No natural advantage – just expertise
“When it comes to things that require industrial manufacturing in Norway, Raufoss is the most natural place to turn to. And the big paradox is that in an industrial park with close to 2,500 employees, we have no raw materials, no natural advantages and zero local customers. Unlike other enterprises which trade in salmon, oil, hydropower or timber and who have both a certain local market and a resource base of raw materials that they can do something with. All we have is our global renown for producing components repeatedly and always at the right quality,” says Sandvik.
 
 
“All we have is our global renown for producing components repeatedly and always at the right quality.”
 
“What we deliver is expertise and competency at all levels of the organisation, from factory-floor worker to upper management. What we have is great people who are great at working together no matter they come from. But the downside is that to be the best – in our case within goods manufacturing – then you aren’t able to share the details with anyone. For competition reasons, we can’t proclaim out load that we beat the record by one minute, you can scarcely even buy a cake for your team. If you’re a competitive type, it can be hard not being able to tell anyone,” chuckles Sandvik.
 
 

 From Hexagon Ragasco’s production 

 
A technology community
One of Sandvik’s theories for success is the development of a technology community. Investment and energy have been poured into building up SINTEF Manufacturing which is owned by the companies together with SINTEF. It is an arena with 100 employees where common problems can be solved and new technologies developed. Technology and material expertise which are far removed from the end products and end markets of the companies.
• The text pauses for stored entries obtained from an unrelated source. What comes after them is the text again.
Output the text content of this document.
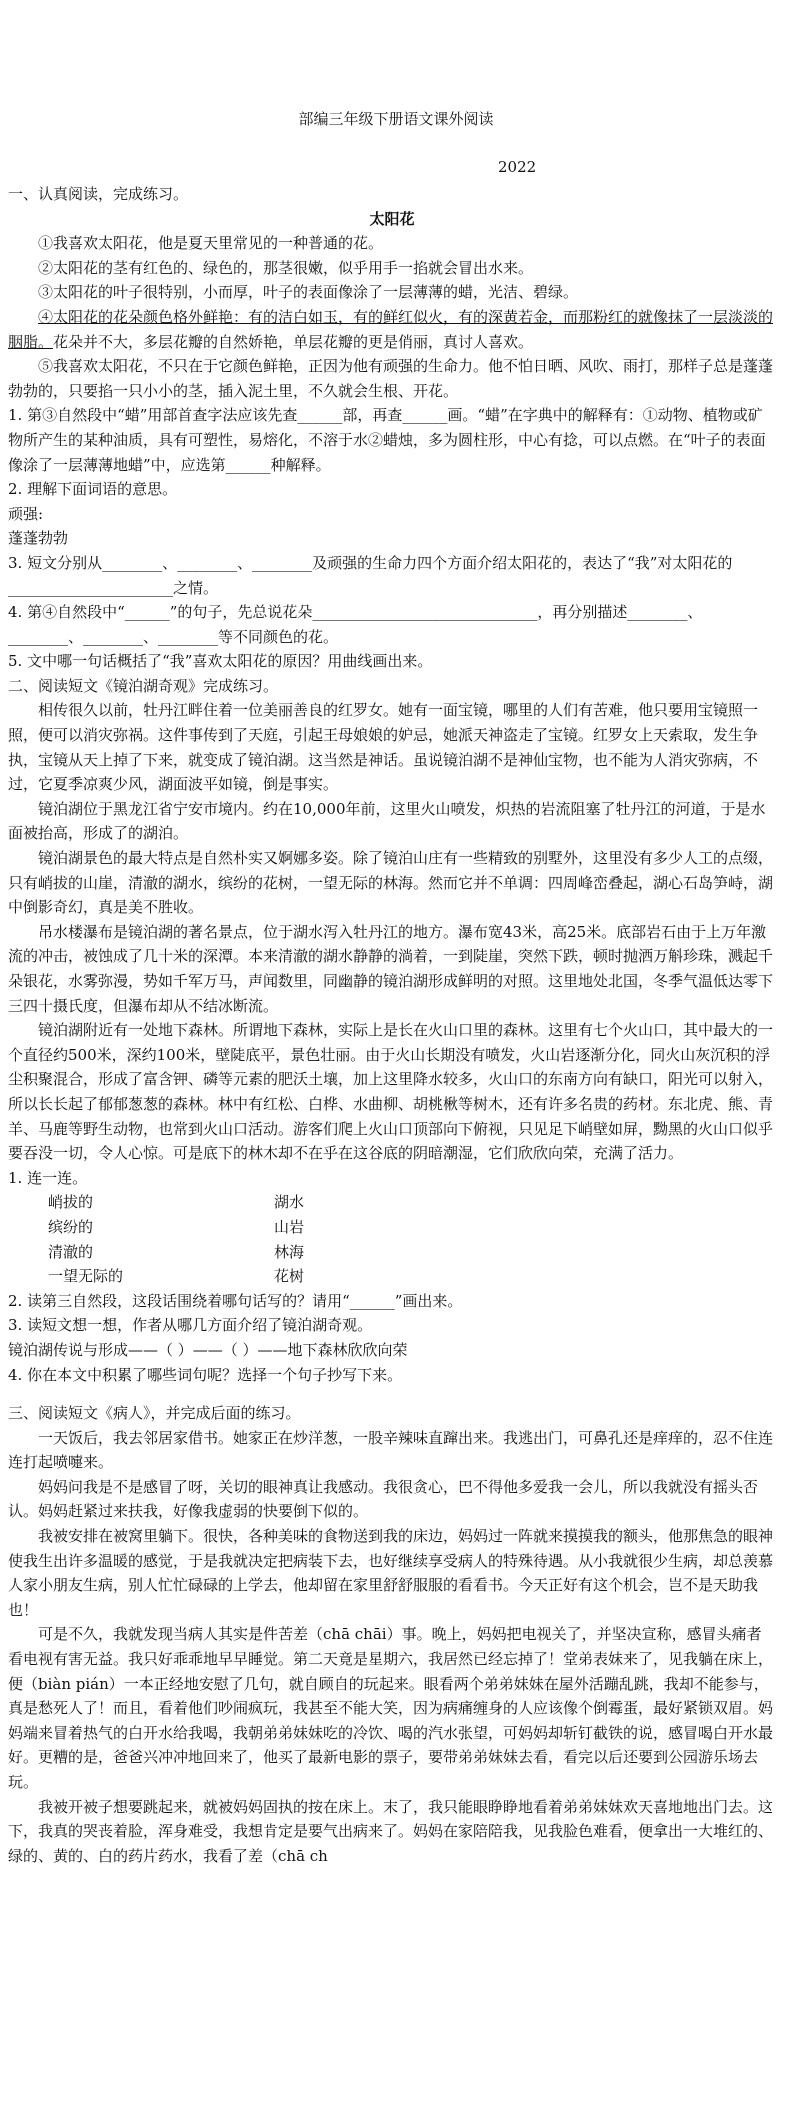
部编三年级下册语文课外阅读
2022

一、认真阅读，完成练习。

太阳花

①我喜欢太阳花，他是夏天里常见的一种普通的花。

②太阳花的茎有红色的、绿色的，那茎很嫩，似乎用手一掐就会冒出水来。

③太阳花的叶子很特别，小而厚，叶子的表面像涂了一层薄薄的蜡，光洁、碧绿。

④太阳花的花朵颜色格外鲜艳：有的洁白如玉，有的鲜红似火，有的深黄若金，而那粉红的就像抹了一层淡淡的胭脂。花朵并不大，多层花瓣的自然娇艳，单层花瓣的更是俏丽，真讨人喜欢。

⑤我喜欢太阳花，不只在于它颜色鲜艳，正因为他有顽强的生命力。他不怕日晒、风吹、雨打，那样子总是蓬蓬勃勃的，只要掐一只小小的茎，插入泥土里，不久就会生根、开花。

1. 第③自然段中“蜡”用部首查字法应该先查______部，再查______画。“蜡”在字典中的解释有：①动物、植物或矿物所产生的某种油质，具有可塑性，易熔化，不溶于水②蜡烛，多为圆柱形，中心有捻，可以点燃。在“叶子的表面像涂了一层薄薄地蜡”中，应选第______种解释。

2. 理解下面词语的意思。

顽强:

蓬蓬勃勃

3. 短文分别从________、________、________及顽强的生命力四个方面介绍太阳花的，表达了“我”对太阳花的______________________之情。

4. 第④自然段中“______”的句子，先总说花朵______________________________，再分别描述________、________、________、________等不同颜色的花。

5. 文中哪一句话概括了“我”喜欢太阳花的原因？用曲线画出来。

二、阅读短文《镜泊湖奇观》完成练习。

相传很久以前，牡丹江畔住着一位美丽善良的红罗女。她有一面宝镜，哪里的人们有苦难，他只要用宝镜照一照，便可以消灾弥祸。这件事传到了天庭，引起王母娘娘的妒忌，她派天神盗走了宝镜。红罗女上天索取，发生争执，宝镜从天上掉了下来，就变成了镜泊湖。这当然是神话。虽说镜泊湖不是神仙宝物，也不能为人消灾弥病，不过，它夏季凉爽少风，湖面波平如镜，倒是事实。

镜泊湖位于黑龙江省宁安市境内。约在10,000年前，这里火山喷发，炽热的岩流阻塞了牡丹江的河道，于是水面被抬高，形成了的湖泊。

镜泊湖景色的最大特点是自然朴实又婀娜多姿。除了镜泊山庄有一些精致的别墅外，这里没有多少人工的点缀，只有峭拔的山崖，清澈的湖水，缤纷的花树，一望无际的林海。然而它并不单调：四周峰峦叠起，湖心石岛笋峙，湖中倒影奇幻，真是美不胜收。

吊水楼瀑布是镜泊湖的著名景点，位于湖水泻入牡丹江的地方。瀑布宽43米，高25米。底部岩石由于上万年激流的冲击，被蚀成了几十米的深潭。本来清澈的湖水静静的淌着，一到陡崖，突然下跌，顿时抛洒万斛珍珠，溅起千朵银花，水雾弥漫，势如千军万马，声闻数里，同幽静的镜泊湖形成鲜明的对照。这里地处北国，冬季气温低达零下三四十摄氏度，但瀑布却从不结冰断流。

镜泊湖附近有一处地下森林。所谓地下森林，实际上是长在火山口里的森林。这里有七个火山口，其中最大的一个直径约500米，深约100米，壁陡底平，景色壮丽。由于火山长期没有喷发，火山岩逐渐分化，同火山灰沉积的浮尘积聚混合，形成了富含钾、磷等元素的肥沃土壤，加上这里降水较多，火山口的东南方向有缺口，阳光可以射入，所以长长起了郁郁葱葱的森林。林中有红松、白桦、水曲柳、胡桃楸等树木，还有许多名贵的药材。东北虎、熊、青羊、马鹿等野生动物，也常到火山口活动。游客们爬上火山口顶部向下俯视，只见足下峭壁如屏，黝黑的火山口似乎要吞没一切，令人心惊。可是底下的林木却不在乎在这谷底的阴暗潮湿，它们欣欣向荣，充满了活力。

1. 连一连。

峭拔的	湖水
缤纷的	山岩
清澈的	林海
一望无际的	花树

2. 读第三自然段，这段话围绕着哪句话写的？请用“______”画出来。

3. 读短文想一想，作者从哪几方面介绍了镜泊湖奇观。

镜泊湖传说与形成——（ ）——（ ）——地下森林欣欣向荣

4. 你在本文中积累了哪些词句呢？选择一个句子抄写下来。

三、阅读短文《病人》，并完成后面的练习。

一天饭后，我去邻居家借书。她家正在炒洋葱，一股辛辣味直蹿出来。我逃出门，可鼻孔还是痒痒的，忍不住连连打起喷嚏来。

妈妈问我是不是感冒了呀，关切的眼神真让我感动。我很贪心，巴不得他多爱我一会儿，所以我就没有摇头否认。妈妈赶紧过来扶我，好像我虚弱的快要倒下似的。

我被安排在被窝里躺下。很快，各种美味的食物送到我的床边，妈妈过一阵就来摸摸我的额头，他那焦急的眼神使我生出许多温暖的感觉，于是我就决定把病装下去，也好继续享受病人的特殊待遇。从小我就很少生病，却总羡慕人家小朋友生病，别人忙忙碌碌的上学去，他却留在家里舒舒服服的看看书。今天正好有这个机会，岂不是天助我也！

可是不久，我就发现当病人其实是件苦差（chā chāi）事。晚上，妈妈把电视关了，并坚决宣称，感冒头痛者看电视有害无益。我只好乖乖地早早睡觉。第二天竟是星期六，我居然已经忘掉了！堂弟表妹来了，见我躺在床上，便（biàn pián）一本正经地安慰了几句，就自顾自的玩起来。眼看两个弟弟妹妹在屋外活蹦乱跳，我却不能参与，真是愁死人了！而且，看着他们吵闹疯玩，我甚至不能大笑，因为病痛缠身的人应该像个倒霉蛋，最好紧锁双眉。妈妈端来冒着热气的白开水给我喝，我朝弟弟妹妹吃的冷饮、喝的汽水张望，可妈妈却斩钉截铁的说，感冒喝白开水最好。更糟的是，爸爸兴冲冲地回来了，他买了最新电影的票子，要带弟弟妹妹去看，看完以后还要到公园游乐场去玩。

我被开被子想要跳起来，就被妈妈固执的按在床上。末了，我只能眼睁睁地看着弟弟妹妹欢天喜地地出门去。这下，我真的哭丧着脸，浑身难受，我想肯定是要气出病来了。妈妈在家陪陪我，见我脸色难看，便拿出一大堆红的、绿的、黄的、白的药片药水，我看了差（chā ch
This means companies can share these early-phase investments even despite the competitive nature of the wider environment. “Other parks haven’t got that same level of cohesiveness. The closer you get to market, the more difficult it becomes to share, but farther back down the line it works great. This is pretty unique to Raufoss Industrial Park,” says Sandvik.
 
National initiatives at Raufoss
With that in mind, it is no coincidence that several national initiatives have come to Raufoss. There is NCE Manufacturing whose overarching goal is to foment a sustainable and profitable export industry in Norway. The Manufacturing Technology Norwegian Catapult Centre (MTNC) which assists companies in selecting the right technology. The SFI Centre for Research-based Innovation and a national research environment for goods manufacturing under SFI Manufacturing. The SINTEF Manufacturing AS research institute. And on top of all that, an NTNU campus in Gjøvik which includes goods manufacturing as one of its focus areas and Norway’s largest public vocational school which produces competent skilled workers adapted to the needs of industry.
 
 
 “We must compete with the rest of the world, and to do that we need to be the very best at what we do”
 
“If you work within defense, spaceflight or propane cylinders and brake couplings for the automotive industry, there is great respect between the various companies precisely because of what it takes in order for them to succeed. There is no Norwegian market for what we’re producing. We have no other option but to compete with the rest of the world, and to do that we need to be the very best at what we do,” concludes Sandvik. This time without a chuckle.